I’ve never really thought about my unwanted sexual attention, abuse or harassment instances all in one go. When I think of the reasons for not mentioning anything before, it’s that dreaded feeling of coming across as ‘big headed’. I don’t want to talk about male sexual advances in case I come across as thinking myself as pretty or bragging. Did I dress a certain way or invite this male etiquette? Where on earth does this warped reasoning come from? We’re still so ‘British’ about speaking up. There’s still a stigma of feeling ‘ladette’ if you talk about vagina’s and there’s a fear a career or reputation will be tarnished if one pushes for legal action for sexual harassment or simply speaks up.
Making a difference…
Now that I have a baby girl I think of her future. Do I want her having the same experiences that I, other women and those involved in the Harvey Weinstein scandal have suffered? I couldn’t be held responsible for what I’d do to someone who offered her a job in return for sex. I don’t want her growing up afraid to talk about things, I want her to know this monster behaviour is unacceptable.
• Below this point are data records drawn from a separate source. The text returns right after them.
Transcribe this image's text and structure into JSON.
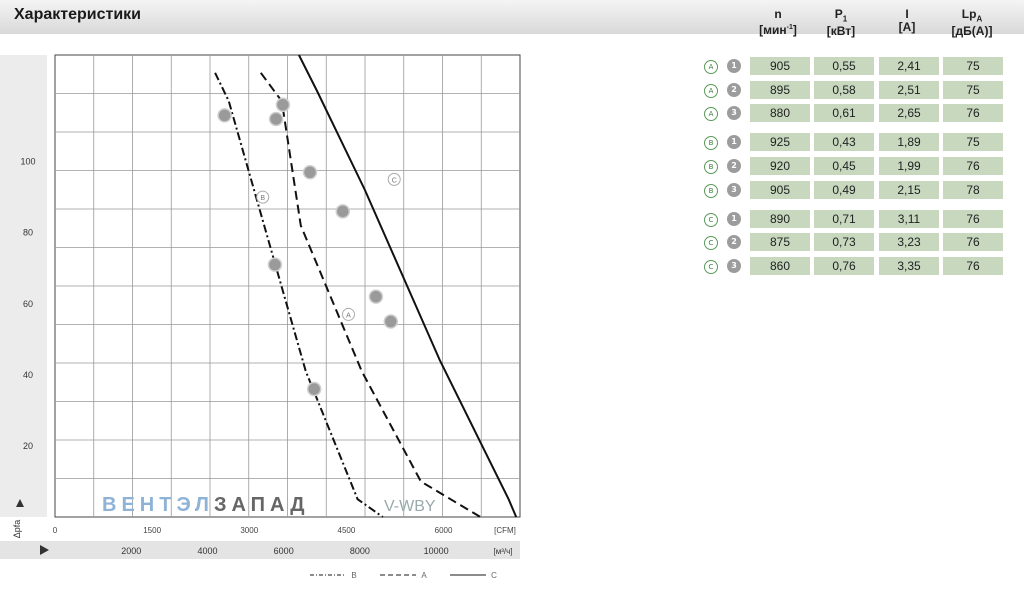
{
  "header": {
    "title": "Характеристики"
  },
  "table": {
    "columns": [
      {
        "name": "n",
        "unit": "[мин",
        "unit_sup": "-1",
        "unit_end": "]"
      },
      {
        "name": "P",
        "sub": "1",
        "unit": "[кВт]"
      },
      {
        "name": "I",
        "unit": "[A]"
      },
      {
        "name": "Lp",
        "sub": "A",
        "unit": "[дБ(A)]"
      }
    ],
    "rows": [
      {
        "group": "A",
        "index": "1",
        "n": "905",
        "p1": "0,55",
        "i": "2,41",
        "lpa": "75"
      },
      {
        "group": "A",
        "index": "2",
        "n": "895",
        "p1": "0,58",
        "i": "2,51",
        "lpa": "75"
      },
      {
        "group": "A",
        "index": "3",
        "n": "880",
        "p1": "0,61",
        "i": "2,65",
        "lpa": "76"
      },
      {
        "group": "B",
        "index": "1",
        "n": "925",
        "p1": "0,43",
        "i": "1,89",
        "lpa": "75"
      },
      {
        "group": "B",
        "index": "2",
        "n": "920",
        "p1": "0,45",
        "i": "1,99",
        "lpa": "76"
      },
      {
        "group": "B",
        "index": "3",
        "n": "905",
        "p1": "0,49",
        "i": "2,15",
        "lpa": "78"
      },
      {
        "group": "C",
        "index": "1",
        "n": "890",
        "p1": "0,71",
        "i": "3,11",
        "lpa": "76"
      },
      {
        "group": "C",
        "index": "2",
        "n": "875",
        "p1": "0,73",
        "i": "3,23",
        "lpa": "76"
      },
      {
        "group": "C",
        "index": "3",
        "n": "860",
        "p1": "0,76",
        "i": "3,35",
        "lpa": "76"
      }
    ]
  },
  "chart_data": {
    "type": "line",
    "y_axis": {
      "label": "Δpfa",
      "ticks": [
        "20",
        "40",
        "60",
        "80",
        "100"
      ],
      "ylim": [
        0,
        130
      ]
    },
    "x_axis_cfm": {
      "unit": "[CFM]",
      "ticks": [
        "0",
        "1500",
        "3000",
        "4500",
        "6000"
      ]
    },
    "x_axis_m3h": {
      "unit": "[м³/ч]",
      "ticks": [
        "2000",
        "4000",
        "6000",
        "8000",
        "10000"
      ],
      "xlim": [
        0,
        12200
      ]
    },
    "series": [
      {
        "name": "B",
        "style": "dash-dot",
        "x": [
          4200,
          4560,
          5700,
          6580,
          7940,
          8600
        ],
        "y": [
          125,
          117,
          74,
          41,
          5,
          0
        ]
      },
      {
        "name": "A",
        "style": "dashed",
        "x": [
          5400,
          5950,
          6450,
          8050,
          9600,
          11160
        ],
        "y": [
          125,
          117,
          82,
          41,
          10,
          0
        ]
      },
      {
        "name": "C",
        "style": "solid",
        "x": [
          6400,
          6870,
          8130,
          10100,
          11900,
          12100
        ],
        "y": [
          130,
          120,
          92,
          44,
          5,
          0
        ]
      }
    ],
    "points": [
      {
        "series": "A",
        "x": 5800,
        "y": 112
      },
      {
        "series": "A",
        "x": 7550,
        "y": 86
      },
      {
        "series": "A",
        "x": 8810,
        "y": 55
      },
      {
        "series": "B",
        "x": 4450,
        "y": 113
      },
      {
        "series": "B",
        "x": 5770,
        "y": 71
      },
      {
        "series": "B",
        "x": 6800,
        "y": 36
      },
      {
        "series": "C",
        "x": 5980,
        "y": 116
      },
      {
        "series": "C",
        "x": 6690,
        "y": 97
      },
      {
        "series": "C",
        "x": 8420,
        "y": 62
      }
    ],
    "curve_labels": [
      {
        "text": "B",
        "x": 5450,
        "y": 90
      },
      {
        "text": "A",
        "x": 7700,
        "y": 57
      },
      {
        "text": "C",
        "x": 8900,
        "y": 95
      }
    ],
    "legend": [
      {
        "name": "B",
        "style": "dash-dot"
      },
      {
        "name": "A",
        "style": "dashed"
      },
      {
        "name": "C",
        "style": "solid"
      }
    ],
    "watermark": {
      "part1": "ВЕНТЭЛ",
      "part2": "ЗАПАД",
      "part3": "V-WBY"
    }
  }
}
Therefore no beating about the bush. “Where do babies come from mummy?” Forget from the tummy or from the stork. They come from your vagina Mia, that thing between your legs that you protect with your clothes from the environment and disgusting men. Speak up if ever you think someone is being inappropriate. Say no to any one who threatens you and asks for anything sexual or makes you feel uncomfortable. Know that there are women who do say no, as proven in Hollywood, in offices and in the corner shop. As Kate Beckinsdale said, “Let’s stop allowing our young women to be sexual cannon fodder and let’s remember that Harvey is an emblem of a system that is sick and that we have work to do.”
At the time this post was written, “MeToo” has had a social reach of over 200 million. The number of mentions? Almost 122,000 (55% on Twitter, 27% on Facebook and 16% of the mentions being on Instagram). Interestingly, Vogue’s Instagram is the 6th most influential platform in this campaign so I’m making a call to all fashion and beauty bloggers to use your voice and make a difference.
As Tippi Hedren added, “theres not a reason in the world why you have to put up with that”.